民間非営利団 ゆきち

極度の貧困人口は2022年時点で約7億人。
世界には1日2.15米ドル未満、円換算で300円未満での生活を強いられている人たちがいます。
:全人類がいかなる時でも、物質的、社会的、そして経済的に十分な食糧を得る権利を持つことを保証します:
「食糧安全保障」
世界的な、栄養不足人口は、絶頂期に比べ大きく減少しましたが、悲惨なその人口は世界中に救済されないまま今この瞬間も十分な栄養を補う食事が摂れず、最悪の貧困状態から脱出する事を考える余裕もない生活を送っています。毎日の生活が命との闘いという環境を皆さんはどう考えるでしょうか?
世界にはその日を賄うために自身を犠牲にしなくてはならい状況に追い詰められている児童や、栄養不足により消耗症や脳障害に陥っている子供たちがいます。
2023年時点で5歳未満の乳幼児の死亡数は480万人、これは7秒に1人、1日に13、200人亡くなっている計算になります。死亡の原因の45%は栄養不良に関連しており、十分な栄養を摂取する事が出来ずに、肺炎やマラリア、下痢などが原因で死亡しています。この中でも最も多いのが「重篤な消耗症」による死亡です。
貧困が原因で複合的に困窮状況にある状態を、多次元貧困といいます。貧困は、生活の質に関ると同時に、健康や衣食住、教育といった人権の根本的な部分にも大きな影響を及ぼしています。
このような多次元貧困の問題に取り組む政府機関をはじめ、NPOと同じ目標を持ち、世界の貧困人口、飢饉人口の救済に向けて真剣にその支援の輪を広げていきたいと考えています。
貧困人口とは?
貧困人口とは、最低限の社会的な保障がなされずに、社会福祉全般の権利を自ら行使でき享受することができない状況下にある人たちの事をいいます。
貧困には、絶対的貧困と相対的貧困があります。
絶対的貧困は、発展途上国などの生活が貧しい国を対象としており、絶対的貧困が極めて重度な貧困にある国や地域をみるための指標です。
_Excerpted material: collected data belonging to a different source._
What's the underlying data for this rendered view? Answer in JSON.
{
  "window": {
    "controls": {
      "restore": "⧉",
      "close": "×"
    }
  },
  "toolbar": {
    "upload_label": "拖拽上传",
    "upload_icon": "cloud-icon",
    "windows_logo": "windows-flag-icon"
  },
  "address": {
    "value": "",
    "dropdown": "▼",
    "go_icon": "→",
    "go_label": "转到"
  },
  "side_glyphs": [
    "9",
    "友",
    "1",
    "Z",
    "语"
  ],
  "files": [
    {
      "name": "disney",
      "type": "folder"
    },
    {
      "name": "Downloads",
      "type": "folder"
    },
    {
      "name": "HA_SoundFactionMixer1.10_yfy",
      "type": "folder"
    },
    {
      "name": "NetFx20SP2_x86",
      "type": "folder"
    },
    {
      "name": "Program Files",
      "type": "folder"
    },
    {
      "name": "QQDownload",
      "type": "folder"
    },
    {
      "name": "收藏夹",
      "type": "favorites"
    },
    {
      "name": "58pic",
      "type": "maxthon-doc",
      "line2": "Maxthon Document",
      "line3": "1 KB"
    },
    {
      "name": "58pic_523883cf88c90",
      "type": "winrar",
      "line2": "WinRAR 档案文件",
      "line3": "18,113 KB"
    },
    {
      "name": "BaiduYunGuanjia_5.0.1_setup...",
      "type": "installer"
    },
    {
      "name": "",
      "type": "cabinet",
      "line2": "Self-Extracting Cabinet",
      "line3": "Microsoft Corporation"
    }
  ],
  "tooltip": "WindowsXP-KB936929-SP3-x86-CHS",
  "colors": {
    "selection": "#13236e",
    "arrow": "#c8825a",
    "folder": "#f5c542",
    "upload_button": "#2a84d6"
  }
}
代表的なものに、世界銀行が定める、国際貧困ライン指数のほかに多次元貧困指数(MPI)やベーシック・ニーズ・アプローチが代表的な指標として、極度な貧困を判断するための指標として用いられています。
国際貧困ラインは、、世界銀行がインフレ率や各国の購買力平価(平価とはある国と他の国との貨幣の価値を比べた事)などを考慮して定期的に見直されている数値で、2019年の1.90米ドル未満から2022年に2.15米ドル未満に水準が見直され、(国連換算レートで300円)この基準を下回って生活を送る人たちの事を極度の貧困状態であるとしています。
多次元貧困指数は、所得以外に、健康、教育、医療などの複合的な側面から貧困の実態を把握するための指数
ベーシック・ニーズ・アプローチは、水、、衛生、医療、教育といった社会的なサービスが利用でき、雇用や社会参画が保障されている状況を「最低限の生活水準」であると定義する指標です。
これらの指標を下回る状態を「最低な社会的サービスの保障が十分に受ける事ができない環境下で生活している状態である事を表し、世界中には生活をしていく上で必要な衣食住や社会的サービスを受ける事ができない暮らしを強いらる約7億人が極度な貧困状態で生活を送っています。
貧困の悪循環は、このような複数の要因が重なり、極度の貧困として表面化しています。
栄養不足や疫病によって死亡した人たちも、予防や対策ができれば、助かるはずの命なのです。
このように、貧困という問題は、社会的なシステムの欠陥によるところも大きいのです。
〇十分な教育を受ける事ができない
〇不衛生な環境での生活
〇災害による農作物への影響
〇紛争による、経済危機
〇医療や保健のサービスをうけることができない
〇労働と社会参画ができない
などの問題が多い国は、連鎖的な影響により貧困の長期化に繋がっています。
多次元的貧困は、複合的な原因を解決するという事は、基本からの構築である事から、その成果を見通すことは非常に難しいと言えます。先進国である日本でも、貧困率は(相対的貧困は)未だに高い状態が続いていおり、貧困という問題は「格差による不平等」として、深刻な問題となっています。
多次元的貧困という複数の側面により貧困状態を強いられている人たちを支援するために、私達に何ができるかを考え、行動に移していかなければなりません。